Коэн на водительском сиденье делает все, что может, но, похоже, не может от них отделаться. Страх грозит захлестнуть меня, но я отряхиваю онемение в пальцах и принимаю мгновенное решение.

Пригнувшись, я толкаю Коэна вперед и хватаю пистолет, засунутый за его пояс.

— Эй, — протестует он, но машина слева от нас делает еще три выстрела, и его внимание снова приковано к вождению.

Я скольжу на левую сторону, как раз вовремя, чтобы услышать крик Каллахана:

— Сядь, черт возьми, Лорен! Не вступай в перестрелку, слышишь? Не опускай окно.

Еще несколько пуль, попавших в бок машины, прерывают его слова. Он отвечает тремя быстрыми выстрелами, и их лобовое стекло разбивается. Синий Tahoe ускоряется и уезжает, съезжая на ближайший съезд. Его место занимает новая машина. Мы начинаем набирать скорость на шоссе, и панический взгляд Коэна встречается с моим в зеркале заднего вида. Он, должно быть, видит то, чего не видит Кэл. Он кивает, нажимает на газ и немного опережает две машины.

Я подбираюсь к левой стороне машины и выглядываю в окно. В машине слева от нас, похоже, два человека: водитель и стрелок. Я проверяю пистолет и обнаруживаю, что он полностью заряжен двенадцатью патронами — у меня есть двенадцать шансов отделаться от них.

Подтянув одну ногу под себя, я опускаю окно. Еще один выстрел попадает в стекло, и я вздрагиваю. Стекло трескается в месте попадания пули, и я опускаю его еще на несколько сантиметров. Машина отстает, затем обходит более медленную машину в левом ряду и снова мчится к нам.

Воспользовавшись шансом, я выстреливаю и попадаю в стекло прямо над головой водителя. Идеальная дыра задевает стекло, но лобовое стекло не разбивается. Стрелок высовывается из окна и стреляет в ответ. Я едва успеваю увернуться, чтобы избежать пули. Он стреляет снова, затем возвращается в машину.

— Проклятие, Лорен, оставайся в машине, черт возьми! — кричит Кэл со своего места на сиденье, но очередной выстрел возвращает его внимание к стрелку.

— Думай о своей машине, Каллахан!

Я поворачиваюсь к своей машине и делаю еще один выстрел, на этот раз как раз в тот момент, когда пассажир высовывается из окна. Пуля пролетает мимо на долю секунды.

Однако это его пугает, и он снова отступает.

Я снова выскакиваю и делаю два быстрых выстрела в их правое переднее колесо. Пули попадают в цель, и колесо спускается. Они отступают. На всякий случай я делаю еще три выстрела в их двигатель. Они полностью глохнут.

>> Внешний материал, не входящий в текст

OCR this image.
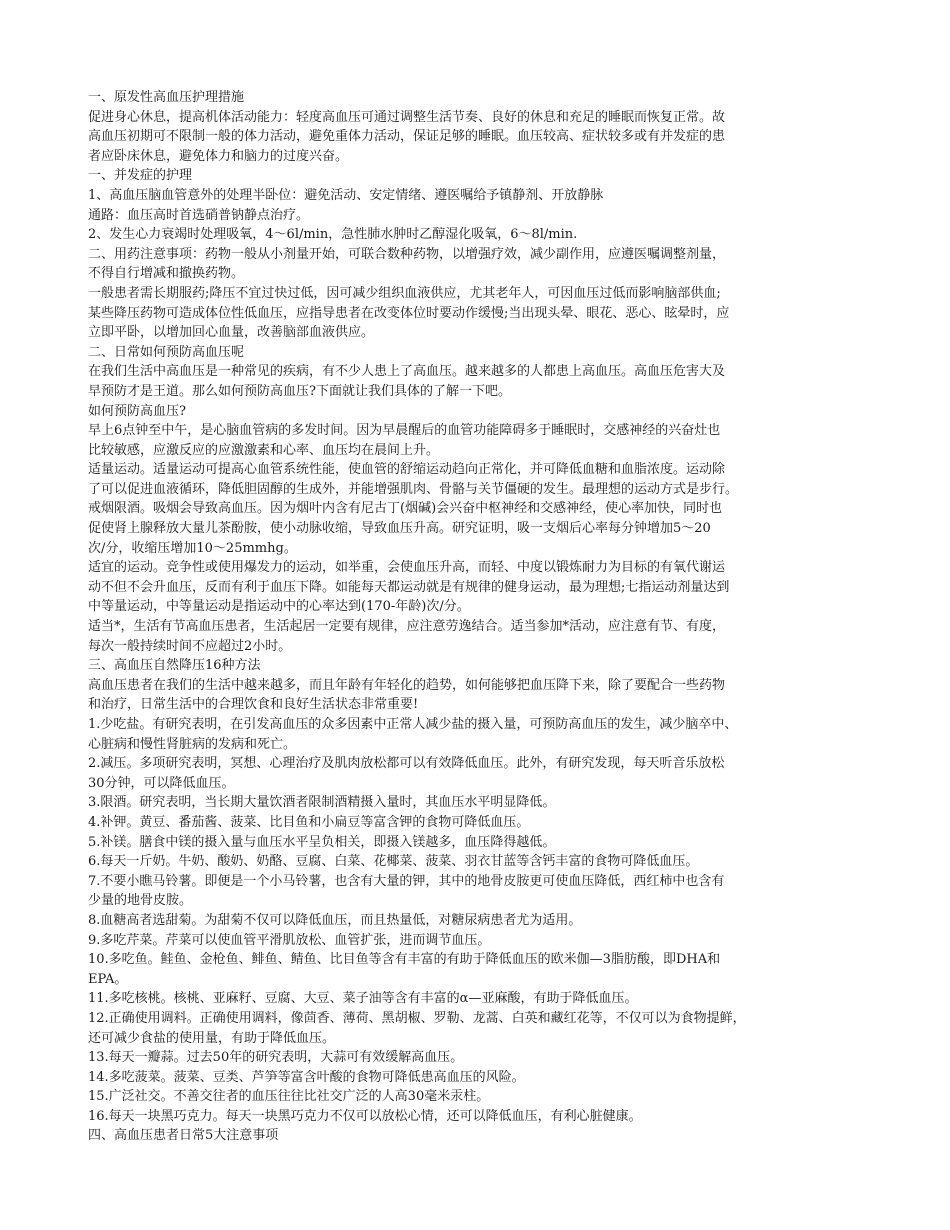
一、原发性高血压护理措施
促进身心休息，提高机体活动能力：轻度高血压可通过调整生活节奏、良好的休息和充足的睡眠而恢复正常。故
高血压初期可不限制一般的体力活动，避免重体力活动，保证足够的睡眠。血压较高、症状较多或有并发症的患
者应卧床休息，避免体力和脑力的过度兴奋。
一、并发症的护理
1、高血压脑血管意外的处理半卧位：避免活动、安定情绪、遵医嘱给予镇静剂、开放静脉
通路：血压高时首选硝普钠静点治疗。
2、发生心力衰竭时处理吸氧，4～6l/min，急性肺水肿时乙醇湿化吸氧，6～8l/min.
二、用药注意事项：药物一般从小剂量开始，可联合数种药物，以增强疗效，减少副作用，应遵医嘱调整剂量，
不得自行增减和撤换药物。
一般患者需长期服药;降压不宜过快过低，因可减少组织血液供应，尤其老年人，可因血压过低而影响脑部供血;
某些降压药物可造成体位性低血压，应指导患者在改变体位时要动作缓慢;当出现头晕、眼花、恶心、眩晕时，应
立即平卧，以增加回心血量，改善脑部血液供应。
二、日常如何预防高血压呢
在我们生活中高血压是一种常见的疾病，有不少人患上了高血压。越来越多的人都患上高血压。高血压危害大及
早预防才是王道。那么如何预防高血压?下面就让我们具体的了解一下吧。
如何预防高血压?
早上6点钟至中午，是心脑血管病的多发时间。因为早晨醒后的血管功能障碍多于睡眠时，交感神经的兴奋灶也
比较敏感，应激反应的应激激素和心率、血压均在晨间上升。
适量运动。适量运动可提高心血管系统性能，使血管的舒缩运动趋向正常化，并可降低血糖和血脂浓度。运动除
了可以促进血液循环，降低胆固醇的生成外，并能增强肌肉、骨骼与关节僵硬的发生。最理想的运动方式是步行。
戒烟限酒。吸烟会导致高血压。因为烟叶内含有尼古丁(烟碱)会兴奋中枢神经和交感神经，使心率加快，同时也
促使肾上腺释放大量儿茶酚胺，使小动脉收缩，导致血压升高。研究证明，吸一支烟后心率每分钟增加5～20
次/分，收缩压增加10～25mmhg。
适宜的运动。竞争性或使用爆发力的运动，如举重，会使血压升高，而轻、中度以锻炼耐力为目标的有氧代谢运
动不但不会升血压，反而有利于血压下降。如能每天都运动就是有规律的健身运动，最为理想;七指运动剂量达到
中等量运动，中等量运动是指运动中的心率达到(170-年龄)次/分。
适当*，生活有节高血压患者，生活起居一定要有规律，应注意劳逸结合。适当参加*活动，应注意有节、有度，
每次一般持续时间不应超过2小时。
三、高血压自然降压16种方法
高血压患者在我们的生活中越来越多，而且年龄有年轻化的趋势，如何能够把血压降下来，除了要配合一些药物
和治疗，日常生活中的合理饮食和良好生活状态非常重要!
1.少吃盐。有研究表明，在引发高血压的众多因素中正常人减少盐的摄入量，可预防高血压的发生，减少脑卒中、
心脏病和慢性肾脏病的发病和死亡。
2.减压。多项研究表明，冥想、心理治疗及肌肉放松都可以有效降低血压。此外，有研究发现，每天听音乐放松
30分钟，可以降低血压。
3.限酒。研究表明，当长期大量饮酒者限制酒精摄入量时，其血压水平明显降低。
4.补钾。黄豆、番茄酱、菠菜、比目鱼和小扁豆等富含钾的食物可降低血压。
5.补镁。膳食中镁的摄入量与血压水平呈负相关，即摄入镁越多，血压降得越低。
6.每天一斤奶。牛奶、酸奶、奶酪、豆腐、白菜、花椰菜、菠菜、羽衣甘蓝等含钙丰富的食物可降低血压。
7.不要小瞧马铃薯。即便是一个小马铃薯，也含有大量的钾，其中的地骨皮胺更可使血压降低，西红柿中也含有
少量的地骨皮胺。
8.血糖高者选甜菊。为甜菊不仅可以降低血压，而且热量低，对糖尿病患者尤为适用。
9.多吃芹菜。芹菜可以使血管平滑肌放松、血管扩张，进而调节血压。
10.多吃鱼。鲑鱼、金枪鱼、鲱鱼、鲭鱼、比目鱼等含有丰富的有助于降低血压的欧米伽—3脂肪酸，即DHA和
EPA。
11.多吃核桃。核桃、亚麻籽、豆腐、大豆、菜子油等含有丰富的α—亚麻酸，有助于降低血压。
12.正确使用调料。正确使用调料，像茴香、薄荷、黑胡椒、罗勒、龙蒿、白英和藏红花等，不仅可以为食物提鲜，
还可减少食盐的使用量，有助于降低血压。
13.每天一瓣蒜。过去50年的研究表明，大蒜可有效缓解高血压。
14.多吃菠菜。菠菜、豆类、芦笋等富含叶酸的食物可降低患高血压的风险。
15.广泛社交。不善交往者的血压往往比社交广泛的人高30毫米汞柱。
16.每天一块黑巧克力。每天一块黑巧克力不仅可以放松心情，还可以降低血压，有利心脏健康。
四、高血压患者日常5大注意事项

Пот выступает на лбу, пульс практически выпрыгивает из груди, но я переползаю к Каллахану как раз в тот момент, когда он стреляет водителю в голову. Машина теряет управление, стрелок пытается схватить руль, но это только усугубляет ситуацию. Машина переворачивается, два раза кувыркается, а затем скользит на бок и врезается в разделительную полосу.

Коэн кричит, поднимая кулак в воздух и восклицая:

— Пошли вы на хрен!

Его заразительный смех наполняет машину, и я не могу не присоединиться к нему. Кэл хмурится, но легкая улыбка на его губах говорит мне о том, какое облегчение он испытывает.

Мы съезжаем на следующем съезде, наш автомобиль испещрен вмятинами от пуль, окна разбиты и едва держатся, осколки стекла покрывают нашу одежду, пространство для ног... но, несмотря на все это, мы выжили. Коэн едет по проселочным дорогам, чтобы добраться до дома, а я падаю на сиденье, щеки болят от широкой улыбки. Я наклоняю голову, чтобы посмотреть на Кэла, который уже смотрит в мою сторону.

Наши глаза встречаются, и я удивляюсь тому, что в груди у меня что-то защемило. Я задерживаю дыхание и погружаюсь в его транс. Проходят секунды, ни один из нас не говорит, ни один из нас не смеет первым отвести взгляд. Затем он резко вдыхает, его взгляд приковывается к моей щеке, он подвигается ближе и робко проводит большим пальцем по моей скуле.

Он отрывает большой палец, и я вижу кровь. И осколок стекла.

Инстинктивно я подношу руку к щеке. Вот почему она так болит.

— Это всего лишь ссадина, — шепчет Кэл, вытирая большой палец о брюки и подвигаясь ближе. Он прижимает меня к своей груди, обнимая за затылок, а его плечи дрожат. — Это всего лишь ссадина, всего лишь ссадина. — Его шепот повторяется снова и снова, как будто он напоминает себе, что я жива, хотя и немного поранилась. Тепло его груди и аромат его сандалового одеколона наполняют меня чувством покоя и безопасности, в котором я отчаянно нуждалась, даже не подозревая об этом.

Сердце Кэла стучит под моей щекой, и я закрываю глаза, обнимая его, позволяя себе принять его утешение. Мы остаемся в таком положении несколько минут, мрачные на фоне низкого гула автомобиля и легкого ветерка, проникающего через щели в окнах, пока мы проезжаем мимо ворот резиденции Кин.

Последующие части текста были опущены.